Computing these states is computationally expensive, so we use dynamic programming (DP) to avoid re-computation of already visited states. The main idea however should not be to come up directly with the states since they are often very complicated. We should think of how to solve the problem after splitting it into many subproblems. We start with one dimension, with the essence of the problem, and gradually increase the dimensions of the solutions in case we cannot solve the problem.

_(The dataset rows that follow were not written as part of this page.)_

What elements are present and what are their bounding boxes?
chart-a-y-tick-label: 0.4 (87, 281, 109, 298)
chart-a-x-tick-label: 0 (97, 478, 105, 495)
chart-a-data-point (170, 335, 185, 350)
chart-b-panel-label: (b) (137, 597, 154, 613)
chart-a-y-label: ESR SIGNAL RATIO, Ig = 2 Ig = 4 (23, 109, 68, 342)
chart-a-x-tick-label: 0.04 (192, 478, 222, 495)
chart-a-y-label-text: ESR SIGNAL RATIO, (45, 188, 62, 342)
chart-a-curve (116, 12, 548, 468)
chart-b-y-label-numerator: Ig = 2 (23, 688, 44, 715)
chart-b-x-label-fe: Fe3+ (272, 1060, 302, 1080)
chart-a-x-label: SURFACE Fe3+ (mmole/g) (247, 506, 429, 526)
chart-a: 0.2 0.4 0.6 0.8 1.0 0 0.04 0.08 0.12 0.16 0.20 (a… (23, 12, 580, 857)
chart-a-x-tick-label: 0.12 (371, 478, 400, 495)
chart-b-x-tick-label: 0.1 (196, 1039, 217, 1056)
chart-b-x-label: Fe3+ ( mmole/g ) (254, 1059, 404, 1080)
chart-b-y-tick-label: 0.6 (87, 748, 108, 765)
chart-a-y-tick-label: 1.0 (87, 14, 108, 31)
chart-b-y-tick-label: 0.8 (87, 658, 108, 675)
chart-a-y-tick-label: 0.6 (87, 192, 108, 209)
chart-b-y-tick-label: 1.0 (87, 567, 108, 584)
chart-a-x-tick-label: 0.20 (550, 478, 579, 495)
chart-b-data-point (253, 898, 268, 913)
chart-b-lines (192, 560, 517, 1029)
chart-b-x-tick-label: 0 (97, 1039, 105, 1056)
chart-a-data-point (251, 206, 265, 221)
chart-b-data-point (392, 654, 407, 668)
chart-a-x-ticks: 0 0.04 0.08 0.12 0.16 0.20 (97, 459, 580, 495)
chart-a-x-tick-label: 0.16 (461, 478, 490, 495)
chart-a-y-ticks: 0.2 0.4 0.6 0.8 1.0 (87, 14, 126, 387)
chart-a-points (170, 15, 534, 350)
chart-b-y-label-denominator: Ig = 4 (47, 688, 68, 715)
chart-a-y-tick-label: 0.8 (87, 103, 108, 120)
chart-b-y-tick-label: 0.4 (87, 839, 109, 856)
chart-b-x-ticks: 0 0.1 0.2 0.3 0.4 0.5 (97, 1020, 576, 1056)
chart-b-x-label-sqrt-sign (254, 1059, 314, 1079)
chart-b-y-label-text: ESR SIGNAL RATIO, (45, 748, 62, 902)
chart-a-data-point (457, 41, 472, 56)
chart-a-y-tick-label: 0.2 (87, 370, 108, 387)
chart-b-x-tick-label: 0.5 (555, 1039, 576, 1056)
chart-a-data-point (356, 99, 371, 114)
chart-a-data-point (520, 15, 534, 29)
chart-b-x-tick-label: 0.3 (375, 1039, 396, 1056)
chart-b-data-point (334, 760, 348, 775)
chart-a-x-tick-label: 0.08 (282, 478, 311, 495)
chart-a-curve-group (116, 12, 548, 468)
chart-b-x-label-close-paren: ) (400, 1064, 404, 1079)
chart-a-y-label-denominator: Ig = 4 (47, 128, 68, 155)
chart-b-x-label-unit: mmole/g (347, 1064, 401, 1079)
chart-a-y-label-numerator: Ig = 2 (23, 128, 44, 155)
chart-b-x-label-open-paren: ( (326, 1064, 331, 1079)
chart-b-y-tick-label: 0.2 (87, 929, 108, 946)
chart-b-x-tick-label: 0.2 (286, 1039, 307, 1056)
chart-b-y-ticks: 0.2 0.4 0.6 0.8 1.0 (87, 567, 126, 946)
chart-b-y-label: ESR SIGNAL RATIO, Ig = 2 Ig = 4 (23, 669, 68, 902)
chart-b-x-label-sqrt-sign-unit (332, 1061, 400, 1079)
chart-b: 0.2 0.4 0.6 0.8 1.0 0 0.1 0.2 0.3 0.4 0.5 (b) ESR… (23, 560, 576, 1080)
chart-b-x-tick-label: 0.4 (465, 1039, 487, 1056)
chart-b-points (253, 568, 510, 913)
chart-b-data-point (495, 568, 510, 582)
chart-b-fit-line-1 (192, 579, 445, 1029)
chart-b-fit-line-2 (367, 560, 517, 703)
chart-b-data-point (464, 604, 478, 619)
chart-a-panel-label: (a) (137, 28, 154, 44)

Few words about how we can end up with the solution of James Bond problem in an easy way:

We first need to think about how to subdivide the big problem into small subproblems. In this case, we have to deal with n coins, and an obvious subproblem is to reduce the number of coins taken into consideration. Hence the first attempted solution is dp(n), where dp[i] = "maximum earning when we are left with the coins from i". However, we soon realise that there are many different cases where we can be left with coins from i, indicating up to what j coin we are left with. Hence the second attempted solution is dp(nxn), where dp[i][j] = "maximum earning when we are left with the coins from i to j". We note that some cases in the states are impossible, in particular when i > j, since we assuming the index of the coin we are starting from is less than the one we are ending with, but we do not care we just leave it 0. We then want to find the base case to start with, which is the subset of sub-problems that we already know the solution of, which in this case is when i = j, since when there is only on coin left, player k either picks it (if it's his turn) or not. We then realise that the solution lies in dp[0][n - 1], that is when we consider all the coins. Therefore the order of population should be towards that value, hence from top to bottom and from left to right. While we populate we choose the values based on if it's kth player turn, where we try to maximise (pick the coin that leads to the highest outcome value), or if it's not, where we pick the coin that leads to the lowest outcome value, without adding it.